On June 15, 2018, Rodríguez signed with the Fargo-Moorhead RedHawks of the American Association of Independent Professional Baseball. He did not play in a game for Fargo before he was released by the team on March 12, 2019.

===Tigres de Quintana Roo===
On May 26, 2019, Rodríguez signed with the Tigres de Quintana Roo of the Mexican League. In 63 games down the stretch, he slashed .367/.420/.738 with 24 home runs and 79 RBI. Rodríguez did not play in a game in 2020 due to the cancellation of the Mexican League season because of the COVID-19 pandemic.

He returned to action in 2021, playing in 63 games and hitting .291/.349/.423 with four home runs, 38 RBI, and 21 stolen bases. In 2022 for Quintana Roo, Rodríguez batted .327/.361/.579 with 19 home runs, 71 RBI, and 17 stolen bases in 86 contests.

===Guerreros de Oaxaca===
On June 21, 2024, Rodríguez was traded to the Guerreros de Oaxaca of the Mexican League. In 32 games, he batted .308/.357/.564 with seven home runs and 20 RBI.

Rodríguez returned to Oaxaca for the 2025 season, where he slashed .357/.405/.559 with 11 home runs and 75 RBI across 85 games.

===Caliente de Durango===
On January 29, 2026, Rodríguez was traded to the Caliente de Durango of the Mexican League.

==International career==
Rodríguez represents the Colombian national baseball team. At the 2017 World Baseball Classic, he slashed .143/.143/.143 over 14 at-bats. He also participated in the 2019 Pan American Games Qualifier, and the 2019 Pan American Games.

Rodríguez was not initially selected for the 2023 World Baseball Classic roster, but was added as a replacement for outfielder Tito Polo, who was unable to participate due to visa issues. Over the course of the tournament's pool stage, Rodríguez led the Colombian team in batting average (.313), hits (5), and RBIs (5), and finished with the team's second-best OPS (.876), behind Dilson Herrera. However, the Colombian team was eliminated from the tournament, and would be forced to re-qualify for the 2026 World Baseball Classic.

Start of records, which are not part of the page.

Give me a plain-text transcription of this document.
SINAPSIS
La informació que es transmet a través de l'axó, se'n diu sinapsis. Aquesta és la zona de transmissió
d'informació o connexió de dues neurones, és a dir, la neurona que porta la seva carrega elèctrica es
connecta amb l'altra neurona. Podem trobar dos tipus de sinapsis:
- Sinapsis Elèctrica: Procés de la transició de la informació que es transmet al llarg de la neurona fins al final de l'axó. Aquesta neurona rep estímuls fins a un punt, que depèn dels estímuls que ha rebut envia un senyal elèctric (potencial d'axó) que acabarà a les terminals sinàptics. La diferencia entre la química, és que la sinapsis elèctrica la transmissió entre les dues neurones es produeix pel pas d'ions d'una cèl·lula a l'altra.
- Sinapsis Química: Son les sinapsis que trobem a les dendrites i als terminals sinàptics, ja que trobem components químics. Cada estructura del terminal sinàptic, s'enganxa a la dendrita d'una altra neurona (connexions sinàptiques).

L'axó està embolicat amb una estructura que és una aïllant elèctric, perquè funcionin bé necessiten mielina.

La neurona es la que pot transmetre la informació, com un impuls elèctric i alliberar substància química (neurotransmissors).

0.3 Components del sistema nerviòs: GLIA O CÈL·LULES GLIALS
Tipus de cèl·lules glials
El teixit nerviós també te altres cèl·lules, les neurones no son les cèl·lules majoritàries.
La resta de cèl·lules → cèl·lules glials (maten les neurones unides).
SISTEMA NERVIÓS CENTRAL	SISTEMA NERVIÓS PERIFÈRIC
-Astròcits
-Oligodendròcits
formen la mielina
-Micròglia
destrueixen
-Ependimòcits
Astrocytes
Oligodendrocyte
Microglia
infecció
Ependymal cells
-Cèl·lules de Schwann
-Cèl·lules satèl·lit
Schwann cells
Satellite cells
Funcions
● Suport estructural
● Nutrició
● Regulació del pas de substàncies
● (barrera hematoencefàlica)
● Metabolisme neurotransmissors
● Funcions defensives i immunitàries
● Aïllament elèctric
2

Rodríguez was named to the Colombian roster for the 2026 World Baseball Classic qualifiers, held in March 2025 in Tucson, Arizona. He went 2-for-7 over three games, and tied with Michael Arroyo to lead the team in walks (3).

==Personal life==
Rodríguez's grandfather was Inocencio "Yuya" Rodríguez, who was the first Colombian to sign a contract with a Major League Baseball team, doing so with the Baltimore Orioles in 1954. Yuya played in the Orioles, New York Giants, and Detroit Tigers minor league organizations until 1958.